R. Più certezza del diritto, quindi leggi meno numerose e più chiare. Una più netta individuazione delle competenze e una radicale semplificazione delle procedure. Una giustizia civile più rapida, e una penale meno schizofrenica. Vasto programma.

D. Lei ha fatto i primi arresti per tangenti sul Mose. Si è pentito?

R. Assolutamente no. È emersa una corruzione così estesa e intensa che era necessario intervenire con adeguata severità. La grandissima parte degli indagati è stata condannata, o è uscita dal processo con patteggiamenti e restituzioni del maltolto. E di trecentomila ore di intercettazioni non è uscita neanche una parola sui giornali, per rispetto della dignità dei cittadini, indagati compresi.

D. Il Mose può essere portato avanti?

R. Deve esser completato. È costato molto, a parte tangenti e sprechi, e ormai è quasi finito. Esso costituisce un unicum che onora l'imprenditoria italiana, e molti stranieri sono già venuti a visitarlo. Naturalmente a patto che funzioni. Speriamo bene.
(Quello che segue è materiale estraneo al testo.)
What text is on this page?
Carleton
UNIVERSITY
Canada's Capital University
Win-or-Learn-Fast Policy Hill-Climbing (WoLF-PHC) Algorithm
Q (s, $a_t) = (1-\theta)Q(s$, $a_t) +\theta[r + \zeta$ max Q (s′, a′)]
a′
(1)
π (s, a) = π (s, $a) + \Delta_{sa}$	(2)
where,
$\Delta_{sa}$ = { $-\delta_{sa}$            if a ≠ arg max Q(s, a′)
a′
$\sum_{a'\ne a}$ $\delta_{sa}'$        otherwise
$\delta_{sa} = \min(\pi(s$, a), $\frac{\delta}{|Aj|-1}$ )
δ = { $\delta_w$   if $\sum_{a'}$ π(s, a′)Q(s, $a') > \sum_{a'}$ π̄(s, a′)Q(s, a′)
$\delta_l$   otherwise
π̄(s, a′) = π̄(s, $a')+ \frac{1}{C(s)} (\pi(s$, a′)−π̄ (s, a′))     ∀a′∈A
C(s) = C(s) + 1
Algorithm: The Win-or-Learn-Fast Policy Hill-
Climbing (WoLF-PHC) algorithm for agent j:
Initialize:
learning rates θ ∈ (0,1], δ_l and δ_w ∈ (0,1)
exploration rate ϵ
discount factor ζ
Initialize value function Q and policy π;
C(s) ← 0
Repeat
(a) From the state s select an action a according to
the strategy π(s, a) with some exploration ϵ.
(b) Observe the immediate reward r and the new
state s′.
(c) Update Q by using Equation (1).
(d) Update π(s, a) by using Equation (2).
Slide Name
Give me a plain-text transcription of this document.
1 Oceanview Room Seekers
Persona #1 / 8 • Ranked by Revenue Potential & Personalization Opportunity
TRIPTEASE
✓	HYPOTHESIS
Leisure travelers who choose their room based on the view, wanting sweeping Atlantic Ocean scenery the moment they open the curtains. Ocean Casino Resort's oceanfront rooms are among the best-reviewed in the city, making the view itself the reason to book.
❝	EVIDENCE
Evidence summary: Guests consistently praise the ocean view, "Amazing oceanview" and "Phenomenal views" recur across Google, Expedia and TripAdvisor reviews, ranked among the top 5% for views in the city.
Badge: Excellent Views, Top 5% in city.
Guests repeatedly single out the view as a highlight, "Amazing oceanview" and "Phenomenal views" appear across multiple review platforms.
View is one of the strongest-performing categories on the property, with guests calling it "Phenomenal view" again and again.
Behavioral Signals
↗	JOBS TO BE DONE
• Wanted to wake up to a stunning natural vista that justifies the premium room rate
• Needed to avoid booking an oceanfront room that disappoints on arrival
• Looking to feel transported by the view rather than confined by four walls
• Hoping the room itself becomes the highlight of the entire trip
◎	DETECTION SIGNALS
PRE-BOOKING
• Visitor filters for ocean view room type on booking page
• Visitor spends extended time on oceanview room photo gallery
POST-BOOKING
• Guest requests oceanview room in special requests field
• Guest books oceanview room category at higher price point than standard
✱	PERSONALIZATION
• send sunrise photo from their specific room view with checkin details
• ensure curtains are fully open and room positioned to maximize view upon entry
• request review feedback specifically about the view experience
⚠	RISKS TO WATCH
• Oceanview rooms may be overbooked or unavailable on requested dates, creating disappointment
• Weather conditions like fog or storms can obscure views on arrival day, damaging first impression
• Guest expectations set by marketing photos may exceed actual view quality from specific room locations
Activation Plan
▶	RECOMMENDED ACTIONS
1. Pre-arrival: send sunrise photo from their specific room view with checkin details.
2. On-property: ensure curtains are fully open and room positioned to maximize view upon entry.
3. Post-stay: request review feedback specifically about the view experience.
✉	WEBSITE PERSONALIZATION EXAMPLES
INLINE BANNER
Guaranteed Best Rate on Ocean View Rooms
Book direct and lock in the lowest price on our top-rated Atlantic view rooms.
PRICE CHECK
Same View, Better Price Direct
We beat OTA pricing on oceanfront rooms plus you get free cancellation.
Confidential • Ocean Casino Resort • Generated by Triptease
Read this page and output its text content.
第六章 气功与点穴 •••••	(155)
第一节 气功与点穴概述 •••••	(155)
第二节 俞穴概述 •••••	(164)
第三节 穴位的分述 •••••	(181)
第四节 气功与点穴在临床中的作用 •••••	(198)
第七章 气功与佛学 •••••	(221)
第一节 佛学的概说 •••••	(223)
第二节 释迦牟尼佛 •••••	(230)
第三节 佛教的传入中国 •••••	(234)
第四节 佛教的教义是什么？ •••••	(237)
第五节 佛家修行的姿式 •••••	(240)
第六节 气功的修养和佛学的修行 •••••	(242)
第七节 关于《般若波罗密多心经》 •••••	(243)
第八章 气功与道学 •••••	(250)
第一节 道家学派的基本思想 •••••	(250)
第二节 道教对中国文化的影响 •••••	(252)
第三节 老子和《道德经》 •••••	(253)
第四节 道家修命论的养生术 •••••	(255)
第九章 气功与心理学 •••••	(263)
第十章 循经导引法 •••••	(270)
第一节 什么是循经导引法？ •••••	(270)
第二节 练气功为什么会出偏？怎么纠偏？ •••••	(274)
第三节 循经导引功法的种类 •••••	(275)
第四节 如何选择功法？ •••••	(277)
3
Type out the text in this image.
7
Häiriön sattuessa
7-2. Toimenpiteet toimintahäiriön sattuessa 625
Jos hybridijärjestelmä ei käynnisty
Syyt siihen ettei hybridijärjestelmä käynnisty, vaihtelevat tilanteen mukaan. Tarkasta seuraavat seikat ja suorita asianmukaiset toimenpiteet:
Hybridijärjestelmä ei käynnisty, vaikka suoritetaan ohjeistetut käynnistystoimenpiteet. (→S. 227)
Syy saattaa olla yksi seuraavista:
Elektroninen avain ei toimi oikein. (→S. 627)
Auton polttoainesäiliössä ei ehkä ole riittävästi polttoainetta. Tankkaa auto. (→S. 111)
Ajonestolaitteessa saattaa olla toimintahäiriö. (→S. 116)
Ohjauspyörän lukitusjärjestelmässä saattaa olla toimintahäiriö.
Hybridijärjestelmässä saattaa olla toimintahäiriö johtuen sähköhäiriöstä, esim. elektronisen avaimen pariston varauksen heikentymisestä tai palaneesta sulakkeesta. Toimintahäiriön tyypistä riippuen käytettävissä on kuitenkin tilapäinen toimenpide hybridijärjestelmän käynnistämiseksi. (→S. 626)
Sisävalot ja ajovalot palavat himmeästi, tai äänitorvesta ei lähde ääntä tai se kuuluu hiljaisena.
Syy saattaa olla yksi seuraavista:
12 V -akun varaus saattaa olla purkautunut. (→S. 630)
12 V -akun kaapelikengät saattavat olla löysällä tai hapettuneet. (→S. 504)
D. Come è possibile evitare che le opere infrastrutturali finiscano sistematicamente bloccate per le inchieste della magistratura?

R. La risposta banale sarebbe: basta che rispettino la legge. Tuttavia le nostre leggi, anche quelle penali spesso sono poco chiare, basti pensare a reati come l'abuso di ufficio o il traffico di influenze, ipotesi estremamente evanescenti e malamente tipicizzate, che danno alle procure ampia discrezionalità. In ogni caso prima di interrompere un'attività produttiva, anche in presenza di reati, un magistrato dovrebbe esser estremamente cauto, perché le conseguenze in termini di occupazione e di danni collettivi potrebbero essere sproporzionate. Mi pare che i questo senso si sia a suo tempo pronunciato anche il Presidente della Repubblica.